Christian Nutt, Contributor

January 7, 2016

2 Min Read

“Gaea is buying our legacy first-generation mobile games and publishing business. This is a continuation of our strategy of fewer, bigger, bolder games. The market will continue to get bigger for the top mobile games.”

- Kabam COO Kent Wakeford

San Francisco-based mobile studio Kabam has sold off a slate of its older titles -- some of which have been hugely successful in years past -- to Chinese publisher Gaea Mobile.

The package includes Kingdoms of Camelot: Battle for the North, The Hobbit: Kingdoms of Middle-earth, Dragons of Atlantis: Heirs of the Dragon, and a number of the company's third party-developed titles.

These are not new games; Battle for the North launched in 2012. It and The Hobbit had at one time been the company's top-grossing games

Kabam COO Kent Wakeford explains his thinking in an interview with VentureBeat on the news:

“From a management perspective, we don’t want to split our focus.

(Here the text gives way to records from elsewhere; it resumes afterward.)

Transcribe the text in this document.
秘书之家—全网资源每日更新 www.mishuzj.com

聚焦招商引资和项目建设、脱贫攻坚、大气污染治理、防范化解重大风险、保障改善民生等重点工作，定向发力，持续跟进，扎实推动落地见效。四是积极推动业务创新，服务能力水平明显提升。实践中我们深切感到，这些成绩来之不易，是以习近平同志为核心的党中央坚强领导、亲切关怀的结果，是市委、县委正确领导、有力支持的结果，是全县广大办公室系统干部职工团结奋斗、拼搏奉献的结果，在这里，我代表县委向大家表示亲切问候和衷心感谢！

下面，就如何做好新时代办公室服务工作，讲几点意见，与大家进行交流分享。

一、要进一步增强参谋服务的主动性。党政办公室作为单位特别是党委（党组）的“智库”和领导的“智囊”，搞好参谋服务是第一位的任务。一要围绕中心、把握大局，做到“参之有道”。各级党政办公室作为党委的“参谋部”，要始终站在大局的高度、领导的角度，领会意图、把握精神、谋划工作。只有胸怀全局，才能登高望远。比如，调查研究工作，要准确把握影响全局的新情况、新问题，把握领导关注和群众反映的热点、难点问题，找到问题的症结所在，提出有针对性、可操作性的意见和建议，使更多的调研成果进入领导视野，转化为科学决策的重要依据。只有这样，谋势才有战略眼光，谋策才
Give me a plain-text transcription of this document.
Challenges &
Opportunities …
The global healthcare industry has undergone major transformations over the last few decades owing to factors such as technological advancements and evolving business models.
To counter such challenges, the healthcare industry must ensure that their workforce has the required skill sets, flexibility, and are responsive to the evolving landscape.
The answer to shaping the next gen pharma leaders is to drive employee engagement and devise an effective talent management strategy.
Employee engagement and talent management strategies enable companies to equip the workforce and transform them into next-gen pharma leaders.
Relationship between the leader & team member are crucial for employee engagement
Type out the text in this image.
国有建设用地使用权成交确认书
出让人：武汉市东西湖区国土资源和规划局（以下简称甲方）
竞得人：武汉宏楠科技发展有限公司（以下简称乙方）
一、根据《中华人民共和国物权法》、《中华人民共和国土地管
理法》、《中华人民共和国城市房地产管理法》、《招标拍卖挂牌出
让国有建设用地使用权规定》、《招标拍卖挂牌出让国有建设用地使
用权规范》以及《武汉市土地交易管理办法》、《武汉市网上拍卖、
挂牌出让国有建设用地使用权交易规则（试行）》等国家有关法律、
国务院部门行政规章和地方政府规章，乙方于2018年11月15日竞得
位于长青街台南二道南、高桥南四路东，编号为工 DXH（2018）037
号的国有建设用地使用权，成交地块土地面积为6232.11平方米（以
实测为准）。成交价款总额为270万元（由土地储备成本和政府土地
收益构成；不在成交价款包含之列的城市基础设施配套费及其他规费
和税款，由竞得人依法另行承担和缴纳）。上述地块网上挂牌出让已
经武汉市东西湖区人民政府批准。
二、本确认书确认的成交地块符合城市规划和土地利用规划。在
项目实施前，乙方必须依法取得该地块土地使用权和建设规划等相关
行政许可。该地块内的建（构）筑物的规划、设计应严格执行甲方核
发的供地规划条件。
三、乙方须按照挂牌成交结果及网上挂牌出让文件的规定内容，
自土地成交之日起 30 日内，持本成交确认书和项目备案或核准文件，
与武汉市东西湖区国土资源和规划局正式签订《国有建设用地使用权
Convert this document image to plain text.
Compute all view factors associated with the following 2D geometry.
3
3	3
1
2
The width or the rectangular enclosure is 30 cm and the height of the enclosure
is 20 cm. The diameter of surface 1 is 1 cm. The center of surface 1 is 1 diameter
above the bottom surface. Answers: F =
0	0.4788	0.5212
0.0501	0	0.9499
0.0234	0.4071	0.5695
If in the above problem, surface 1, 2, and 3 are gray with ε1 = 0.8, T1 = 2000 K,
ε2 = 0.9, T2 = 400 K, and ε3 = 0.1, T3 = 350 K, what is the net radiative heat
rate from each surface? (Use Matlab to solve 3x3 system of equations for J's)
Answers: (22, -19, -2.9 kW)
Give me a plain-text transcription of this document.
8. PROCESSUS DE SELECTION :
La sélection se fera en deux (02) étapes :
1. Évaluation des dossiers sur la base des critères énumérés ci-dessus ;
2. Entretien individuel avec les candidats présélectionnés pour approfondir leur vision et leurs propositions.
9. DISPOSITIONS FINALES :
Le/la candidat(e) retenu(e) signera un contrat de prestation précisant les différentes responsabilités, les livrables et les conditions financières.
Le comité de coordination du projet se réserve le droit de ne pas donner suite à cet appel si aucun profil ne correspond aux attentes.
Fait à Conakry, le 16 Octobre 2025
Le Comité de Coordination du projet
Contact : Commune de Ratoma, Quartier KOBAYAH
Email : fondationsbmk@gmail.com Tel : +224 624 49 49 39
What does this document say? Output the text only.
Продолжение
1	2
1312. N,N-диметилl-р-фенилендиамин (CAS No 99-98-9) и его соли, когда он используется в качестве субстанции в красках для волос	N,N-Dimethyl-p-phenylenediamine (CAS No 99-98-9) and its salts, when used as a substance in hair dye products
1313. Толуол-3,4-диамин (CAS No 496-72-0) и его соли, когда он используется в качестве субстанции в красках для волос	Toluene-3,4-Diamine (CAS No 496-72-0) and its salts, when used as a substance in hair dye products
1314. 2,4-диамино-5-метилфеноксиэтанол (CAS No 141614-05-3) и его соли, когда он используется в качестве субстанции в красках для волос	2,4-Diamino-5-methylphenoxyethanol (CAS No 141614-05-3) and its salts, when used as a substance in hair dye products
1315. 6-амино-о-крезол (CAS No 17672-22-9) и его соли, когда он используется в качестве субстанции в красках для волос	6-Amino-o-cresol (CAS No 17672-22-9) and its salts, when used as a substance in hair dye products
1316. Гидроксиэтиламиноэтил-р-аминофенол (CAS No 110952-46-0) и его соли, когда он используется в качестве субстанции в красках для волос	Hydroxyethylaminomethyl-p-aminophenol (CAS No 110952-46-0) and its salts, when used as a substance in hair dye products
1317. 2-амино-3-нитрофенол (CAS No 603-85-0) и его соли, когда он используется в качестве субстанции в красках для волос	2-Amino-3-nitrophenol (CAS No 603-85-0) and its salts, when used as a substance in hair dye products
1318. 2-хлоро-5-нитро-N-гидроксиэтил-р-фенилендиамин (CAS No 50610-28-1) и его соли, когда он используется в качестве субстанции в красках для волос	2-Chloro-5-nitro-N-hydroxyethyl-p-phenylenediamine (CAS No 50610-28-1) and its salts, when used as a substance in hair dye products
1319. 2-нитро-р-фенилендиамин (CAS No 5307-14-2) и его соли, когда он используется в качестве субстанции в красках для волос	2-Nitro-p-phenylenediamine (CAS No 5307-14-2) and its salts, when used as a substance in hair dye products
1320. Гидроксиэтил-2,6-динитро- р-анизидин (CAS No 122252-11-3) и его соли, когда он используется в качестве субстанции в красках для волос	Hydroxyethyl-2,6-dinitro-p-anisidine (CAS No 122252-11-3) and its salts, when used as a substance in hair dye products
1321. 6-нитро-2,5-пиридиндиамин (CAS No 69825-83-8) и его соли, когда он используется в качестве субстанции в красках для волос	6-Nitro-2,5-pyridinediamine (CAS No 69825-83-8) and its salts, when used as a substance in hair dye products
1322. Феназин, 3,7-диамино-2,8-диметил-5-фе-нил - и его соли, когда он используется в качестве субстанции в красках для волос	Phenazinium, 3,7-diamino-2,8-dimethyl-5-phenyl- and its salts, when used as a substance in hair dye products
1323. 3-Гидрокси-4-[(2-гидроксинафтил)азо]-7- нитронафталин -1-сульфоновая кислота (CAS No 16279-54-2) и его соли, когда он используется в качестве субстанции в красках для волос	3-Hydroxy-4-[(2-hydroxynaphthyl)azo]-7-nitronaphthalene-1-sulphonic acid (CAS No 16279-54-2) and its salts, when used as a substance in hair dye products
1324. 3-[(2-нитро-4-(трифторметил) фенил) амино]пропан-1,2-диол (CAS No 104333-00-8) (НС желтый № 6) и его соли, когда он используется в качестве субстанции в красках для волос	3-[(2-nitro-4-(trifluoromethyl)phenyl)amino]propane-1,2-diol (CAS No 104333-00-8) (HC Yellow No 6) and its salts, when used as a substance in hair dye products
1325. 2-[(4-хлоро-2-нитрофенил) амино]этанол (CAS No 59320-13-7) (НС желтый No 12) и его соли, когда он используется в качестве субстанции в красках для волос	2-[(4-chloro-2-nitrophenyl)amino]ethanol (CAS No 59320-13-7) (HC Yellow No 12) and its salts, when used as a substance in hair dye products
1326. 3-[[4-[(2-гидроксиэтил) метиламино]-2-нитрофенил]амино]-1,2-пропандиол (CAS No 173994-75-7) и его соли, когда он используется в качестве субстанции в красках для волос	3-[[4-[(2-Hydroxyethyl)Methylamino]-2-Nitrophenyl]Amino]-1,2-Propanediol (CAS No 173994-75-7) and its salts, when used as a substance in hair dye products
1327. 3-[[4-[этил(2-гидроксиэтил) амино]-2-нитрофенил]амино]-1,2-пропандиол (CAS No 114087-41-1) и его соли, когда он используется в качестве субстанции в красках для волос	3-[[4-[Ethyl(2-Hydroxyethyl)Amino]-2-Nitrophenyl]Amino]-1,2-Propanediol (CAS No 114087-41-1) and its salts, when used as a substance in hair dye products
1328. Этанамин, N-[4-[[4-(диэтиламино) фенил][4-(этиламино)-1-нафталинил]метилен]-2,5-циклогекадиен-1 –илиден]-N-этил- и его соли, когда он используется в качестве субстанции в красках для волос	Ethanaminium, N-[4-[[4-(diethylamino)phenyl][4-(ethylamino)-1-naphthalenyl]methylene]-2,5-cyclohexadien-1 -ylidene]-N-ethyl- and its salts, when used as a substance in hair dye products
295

We don’t think that is the way to really succeed. We want to put the smartest people on the biggest opportunities. Supercell is a great example. It’s about being able to create franchises that last years and years.”

The company plans to focus on hits like its current success, Marvel Contest of Champions.

The studio secured a massive $120 million investment from Chinese internet giant Alibaba in 2014, and its CEO, Kevin Chou, said he hopes use that investment to aim at the massive Chinese mobile market in the future -- a sentiment echoed by Wakeford last year. Chou later wrote that he hopes to develop a game that generates $1 billion a year. 

This isn't the first time Kabam has sold off games in its library; in 2014, it offloaded its legacy social game business on RockYou, which specializes in picking up games other publishers no longer wish to operate.